The voluntary sector delivers over £11bn worth of public services every year but 87% of organisations surveyed subsidise public service contracts and grants from their own funds to carry out services.

Four in ten said the funding they are awarded in grants and contracts has never covered their true costs, while 44% said they have not covered their costs since 2020 (at least).

For members, insufficient funding means charities struggle to meet their minimum wage and living wage obligations, or they have to find savings elsewhere. This can be by charging workers to pay for essential DBS and other criminal records checks, or by reducing training opportunities or employer pension contributions. It also translates to stagnant wages, with the sector falling behind both private and public sector rises.

Inevitably, less attractive wages, worse terms and conditions and more pressure to deliver increasingly extensive public services with less real-terms funding leads to issues in recruiting and retaining staff. And without strong recruitment and retention, workers are asked to cover even more and to stretch even further.

In housing associations, this means dealing with people with complex mental health issues and effectively acting as a one-stop-public-service-shop – housing officer, social worker, benefits adviser and more. It’s little surprise that there is an increasing turnover rate in the sector, particularly in customer facing roles.
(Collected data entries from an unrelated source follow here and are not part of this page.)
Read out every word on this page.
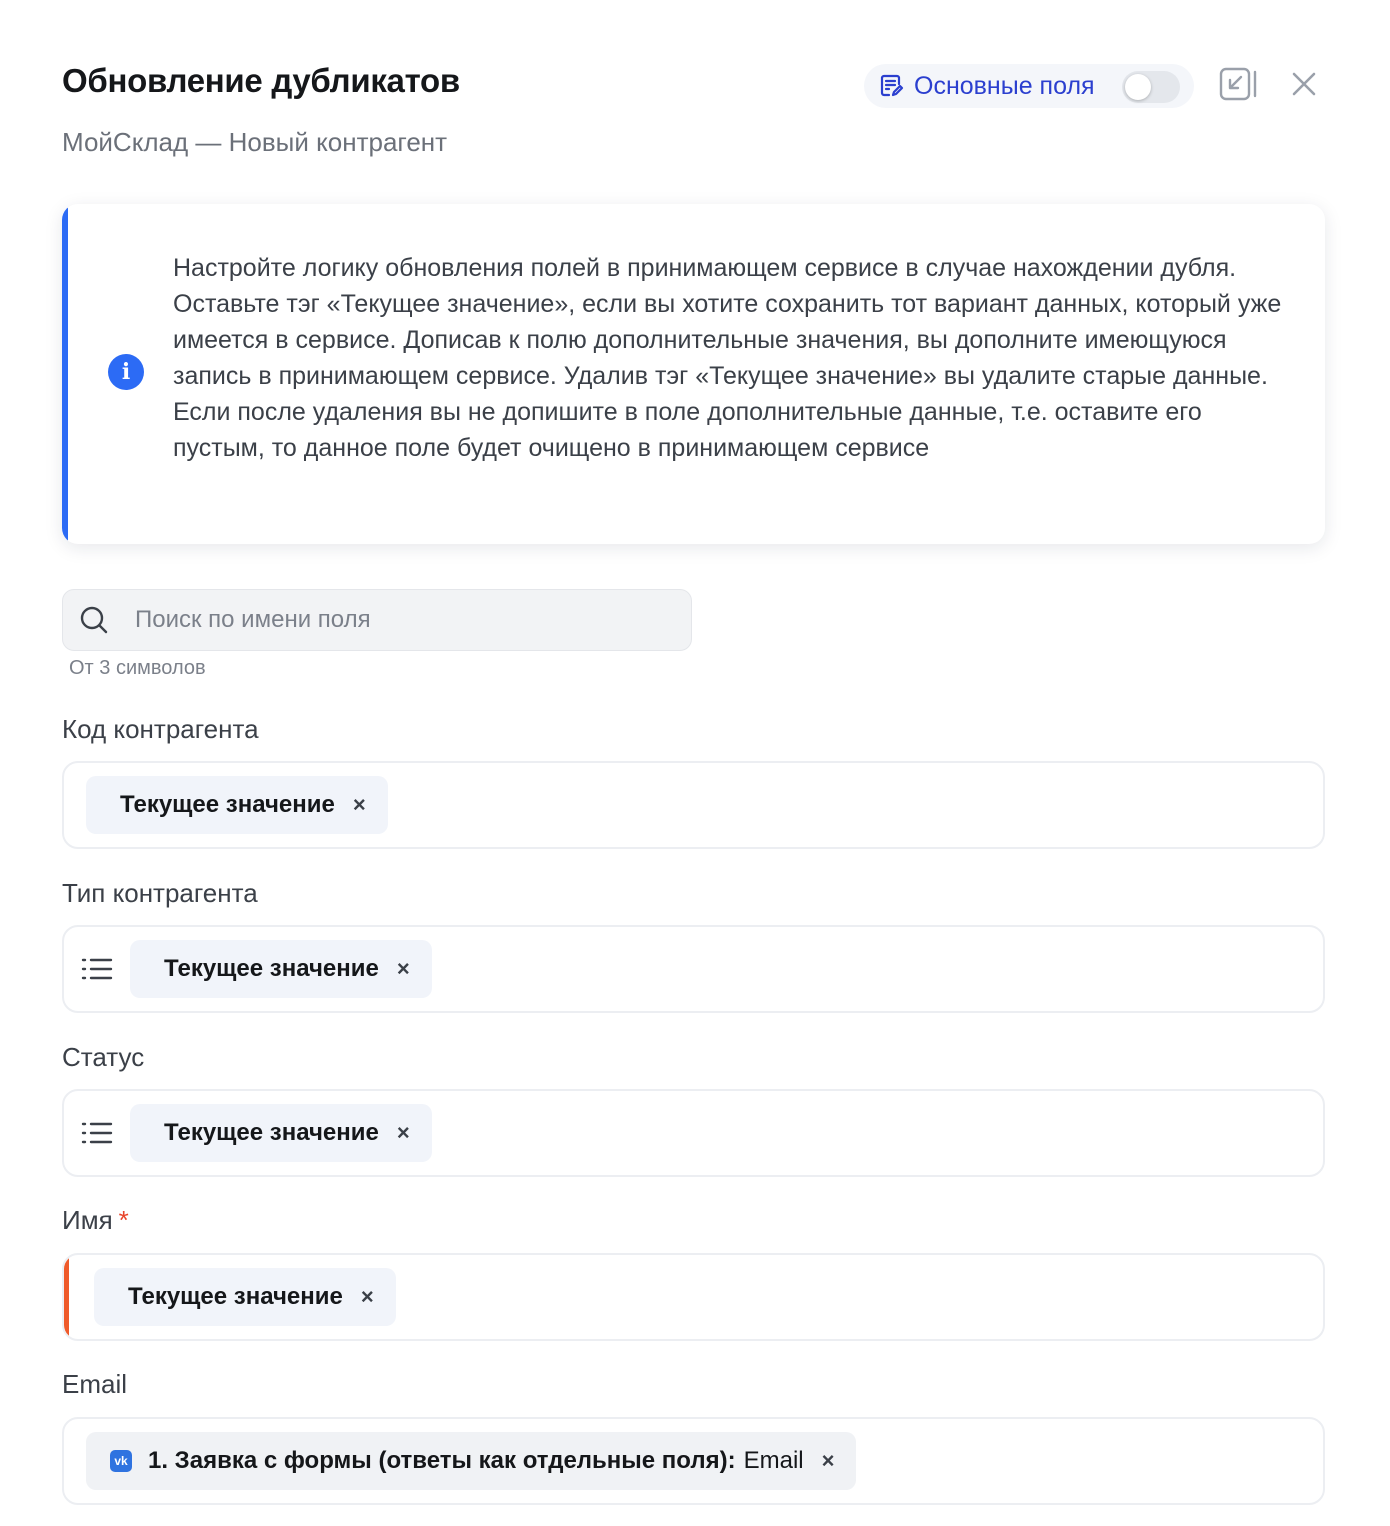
Обновление дубликатов
МойСклад — Новый контрагент
Основные поля
i
Настройте логику обновления полей в принимающем сервисе в случае нахождении дубля. Оставьте тэг «Текущее значение», если вы хотите сохранить тот вариант данных, который уже имеется в сервисе. Дописав к полю дополнительные значения, вы дополните имеющуюся запись в принимающем сервисе. Удалив тэг «Текущее значение» вы удалите старые данные. Если после удаления вы не допишите в поле дополнительные данные, т.е. оставите его пустым, то данное поле будет очищено в принимающем сервисе
Поиск по имени поля
От 3 символов
Код контрагента
Текущее значение ×
Тип контрагента
Текущее значение ×
Статус
Текущее значение ×
Имя *
Текущее значение ×
Email
vk 1. Заявка с формы (ответы как отдельные поля): Email ×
Meanwhile in social care, a sector with over 150,000 vacancies, the recent government decision to limit migrant workers bringing dependents will do nothing but worsen the vacancy crisis. This is low-wage work which is hard enough.

The decision will make it all the harder and leave members who work on the social care visa at risk of being ‘tied’ to their employers and vulnerable to unfair employment practices.

There is common ground among members in the sector through the issues that they face.

Yet, when I’m asked what the community service group is, I don’t say it’s a group of people united by facing the same set of issues – but by something more fundamental.

They aren’t working for private profits for shareholders, or to bring political glory to politicians – whatever their employer, workplace or role – they are all providing support for people who need it, and they take great pride in the positive impact of their work.